- Emotional resilience, the capacity to adapt to adversity, trauma, and tragedy, can help people cope during times of uncertainty.
- Practicing self-compassion involves accepting one's shortcomings in a healthy way and can further develop emotional resilience.
- Ways to practice self-compassion include taking care of one's physical health, practicing mindfulness, and allowing oneself to make mistakes.
For over a year, we have been experiencing unprecedented and challenging times. Although it seems as if circumstances are slowly improving, there is no definite answer as to when the COVID-19 pandemic will end. More importantly, we have not been able to assess the full psychological impact of the pandemic. This uncertainty poses a risk for our health and well-being.
However, as human beings, we all have resilience — the capacity to adapt to adversity, trauma, and tragedy. This has been a skill that we have been exhibiting throughout these times. Even though sometimes it may seem like a challenging task, emotional resilience can be fostered daily. One of the ways this can be achieved is by embodying the practice of self-compassion — the act of treating ourselves with acceptance, understanding, and kindness, regardless of our personal shortcomings.
Many often confuse self-compassion with self-pity or selfishness. Nonetheless, self-compassion involves recognizing our humanity by accepting that we are all imperfect, flawed individuals (Neff, 2015). Having self-compassion does not mean that we ignore our negative characteristics but acknowledge them with empathy and kindness, which allows us to process and grow without dwelling in self-pity.

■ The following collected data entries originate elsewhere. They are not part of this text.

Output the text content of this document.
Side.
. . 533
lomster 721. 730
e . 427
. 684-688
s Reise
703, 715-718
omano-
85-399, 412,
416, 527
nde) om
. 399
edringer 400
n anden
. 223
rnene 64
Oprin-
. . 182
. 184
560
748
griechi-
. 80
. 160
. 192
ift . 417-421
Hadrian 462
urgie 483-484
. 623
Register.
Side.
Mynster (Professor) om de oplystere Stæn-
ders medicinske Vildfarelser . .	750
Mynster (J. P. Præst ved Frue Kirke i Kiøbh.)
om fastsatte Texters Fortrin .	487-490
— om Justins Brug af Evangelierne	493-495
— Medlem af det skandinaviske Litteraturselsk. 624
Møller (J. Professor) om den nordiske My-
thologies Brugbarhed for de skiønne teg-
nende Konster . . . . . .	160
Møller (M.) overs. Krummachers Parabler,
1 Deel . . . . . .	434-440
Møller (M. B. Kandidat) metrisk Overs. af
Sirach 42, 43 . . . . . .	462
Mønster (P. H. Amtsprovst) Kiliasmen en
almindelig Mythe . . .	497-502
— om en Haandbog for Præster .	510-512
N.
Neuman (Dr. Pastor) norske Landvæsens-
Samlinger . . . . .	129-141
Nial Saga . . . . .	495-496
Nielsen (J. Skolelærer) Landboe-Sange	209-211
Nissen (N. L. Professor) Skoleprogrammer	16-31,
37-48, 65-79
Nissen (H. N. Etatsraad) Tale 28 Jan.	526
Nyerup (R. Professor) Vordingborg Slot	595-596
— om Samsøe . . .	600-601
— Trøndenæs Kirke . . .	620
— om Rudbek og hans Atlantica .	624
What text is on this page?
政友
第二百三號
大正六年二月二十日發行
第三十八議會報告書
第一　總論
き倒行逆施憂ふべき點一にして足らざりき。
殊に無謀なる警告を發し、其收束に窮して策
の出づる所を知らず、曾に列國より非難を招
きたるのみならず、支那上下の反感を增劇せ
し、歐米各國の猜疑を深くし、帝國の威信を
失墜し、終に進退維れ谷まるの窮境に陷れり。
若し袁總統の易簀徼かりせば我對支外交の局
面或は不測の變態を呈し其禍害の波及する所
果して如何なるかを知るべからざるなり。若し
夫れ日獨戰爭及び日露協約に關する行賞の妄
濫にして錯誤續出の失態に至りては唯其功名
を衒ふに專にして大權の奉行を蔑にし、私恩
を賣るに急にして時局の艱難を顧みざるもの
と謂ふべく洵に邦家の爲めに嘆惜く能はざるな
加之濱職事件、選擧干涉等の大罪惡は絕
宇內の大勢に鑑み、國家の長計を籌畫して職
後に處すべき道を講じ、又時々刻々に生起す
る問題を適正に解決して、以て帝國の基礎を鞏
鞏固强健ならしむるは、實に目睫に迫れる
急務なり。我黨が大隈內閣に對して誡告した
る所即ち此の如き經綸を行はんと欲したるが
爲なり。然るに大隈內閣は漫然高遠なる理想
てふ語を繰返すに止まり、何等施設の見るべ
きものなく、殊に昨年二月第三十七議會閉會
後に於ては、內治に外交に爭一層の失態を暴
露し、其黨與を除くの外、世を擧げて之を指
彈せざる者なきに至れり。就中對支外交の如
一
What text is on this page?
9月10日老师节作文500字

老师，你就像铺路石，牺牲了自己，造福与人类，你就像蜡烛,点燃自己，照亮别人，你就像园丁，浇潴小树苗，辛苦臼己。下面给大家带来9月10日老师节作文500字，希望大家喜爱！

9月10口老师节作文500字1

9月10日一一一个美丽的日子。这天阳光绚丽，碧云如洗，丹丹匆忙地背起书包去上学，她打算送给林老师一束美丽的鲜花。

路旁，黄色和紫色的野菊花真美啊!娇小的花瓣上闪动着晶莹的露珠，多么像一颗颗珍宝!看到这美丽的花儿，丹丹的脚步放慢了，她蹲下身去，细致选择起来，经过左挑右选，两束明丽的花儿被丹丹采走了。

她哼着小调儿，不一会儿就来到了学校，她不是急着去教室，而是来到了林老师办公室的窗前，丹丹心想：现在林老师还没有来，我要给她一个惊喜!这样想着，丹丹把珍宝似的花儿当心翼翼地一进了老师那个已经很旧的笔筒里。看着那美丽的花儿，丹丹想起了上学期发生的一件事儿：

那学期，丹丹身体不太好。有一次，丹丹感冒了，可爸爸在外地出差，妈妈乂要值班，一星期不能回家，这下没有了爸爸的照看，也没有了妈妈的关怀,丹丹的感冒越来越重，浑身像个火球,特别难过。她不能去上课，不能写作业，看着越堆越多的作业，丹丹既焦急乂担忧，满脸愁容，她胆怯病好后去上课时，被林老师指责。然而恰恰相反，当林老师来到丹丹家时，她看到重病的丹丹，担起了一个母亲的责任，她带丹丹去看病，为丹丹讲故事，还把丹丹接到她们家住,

Moreover, acts of self-compassion can be easily mistaken for selfishness. This thought process is associated with the common belief that to be caring and considerate for the welfare of others, we must neglect or treat ourselves unfavorably. Some may even feel as if they need to sacrifice their own well-being, or put themselves last, to prove that they care for the feelings of their loved ones. This misconception has been proven wrong by psychological research, which has recently shown that when we take care and are good to ourselves, we are also good to others (Neff, 2015). Therefore, we must normalize prioritizing our own welfare by taking actions that promote and protect our psychological safety and resilience.
Tips for Practicing Self-Compassion
The following are some self-compassion strategies that we can incorporate into our daily lives to foster our emotional resilience.
1. Make time to take care of your body and physical health. Practicing self-care should not be considered a privilege but a necessity. Incorporating positive lifestyle factors can help us reduce stress, develop healthy coping mechanisms, and foster resilience. These factors include maintaining proper nutrition, getting enough rest and sleep, exercising regularly, and practicing a fun, enjoyable activity or hobby during the week.
2. Practice mindfulness. Usually, when we make mistakes, we engage in negative rumination, which is described as experiencing excessive and intrusive thoughts of our negative experiences and feelings. Negative rumination also usually involves self-defeating thoughts that may increase our self-criticism and judgment. However, practicing mindfulness, or awareness of these thoughts and feelings, can help us lessen self-criticism and balance our emotions. Mindfulness can also help us acknowledge and accept our shortcomings and reduce feelings of guilt and inadequacy.
3. Give yourself permission to be imperfect. The coronavirus pandemic has shown us the beauty of the shared human experience. We all experience adversity, and we all make mistakes. None of us are perfect, and we must acknowledge that having flaws is part of our humanity. Remind yourself that erring is human, and therefore, you cannot and do not need to be perfect.